When people say things like the “system is broken” or “everything is fixed” – what they are really saying is that they have little faith or trust in the system. Instances of corruption, oppression, and a lack of accountability over the decades, have done little to restore confidence in government. Government seems to benefit those “who have” verse those “who have not.”

I have been addressing this issue for over ten years as an elected official. I won my first election in 2010 due to the climate of distrust in Judson ISD over a bond package that was mismanaged. A stadium renovation project that voters approved for 4 million dollars ballooned to over 10 million dollars. The construction company said that operational cost had increased since the bid as justification for the increase. It is something I never believed.

Anger in the community was off the charts, and as I began my work in trying to understand the process, I began to understand how the “system” was built. I also understood how linked bond and construction projects were directly tied to the classroom and to student success. Poor facilities meant that our students were not getting the very best environment to learn, and taxpayers were not getting what they paid for. As a school board member, I had to be diligent about understanding our construction strategies just as much as I had to be about our curriculum, teacher retention, and support programs.

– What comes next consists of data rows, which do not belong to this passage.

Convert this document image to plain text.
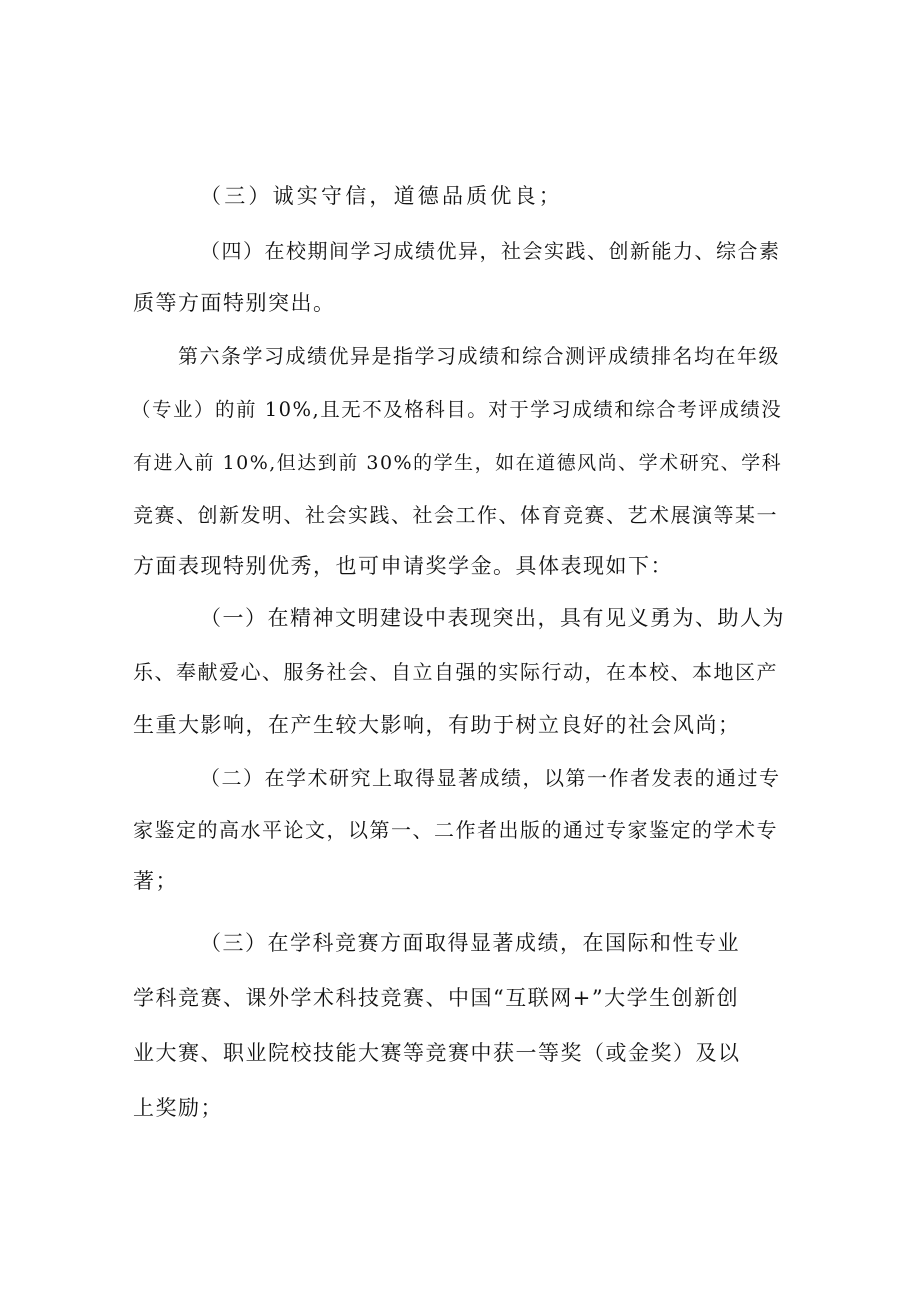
（三）诚实守信，道德品质优良；
（四）在校期间学习成绩优异，社会实践、创新能力、综合素
质等方面特别突出。
第六条学习成绩优异是指学习成绩和综合测评成绩排名均在年级
（专业）的前 10%,且无不及格科目。对于学习成绩和综合考评成绩没
有进入前 10%,但达到前 30%的学生，如在道德风尚、学术研究、学科
竞赛、创新发明、社会实践、社会工作、体育竞赛、艺术展演等某一
方面表现特别优秀，也可申请奖学金。具体表现如下：
（一）在精神文明建设中表现突出，具有见义勇为、助人为
乐、奉献爱心、服务社会、自立自强的实际行动，在本校、本地区产
生重大影响，在产生较大影响，有助于树立良好的社会风尚；
（二）在学术研究上取得显著成绩，以第一作者发表的通过专
家鉴定的高水平论文，以第一、二作者出版的通过专家鉴定的学术专
著；
（三）在学科竞赛方面取得显著成绩，在国际和性专业
学科竞赛、课外学术科技竞赛、中国“互联网+”大学生创新创
业大赛、职业院校技能大赛等竞赛中获一等奖（或金奖）及以
上奖励；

In my role serving District 2, I can apply that experience to helping Alamo Colleges grow even stronger. Since it is all about student success, it is imperative we build an efficient system. During my first 100 days in office, I met with many minority business owners in D2 and asked them about their experiences in doing work for Alamo Colleges. Many of the responses were not kind. There was an overwhelming sentiment that we were not being inclusive of small minority businesses.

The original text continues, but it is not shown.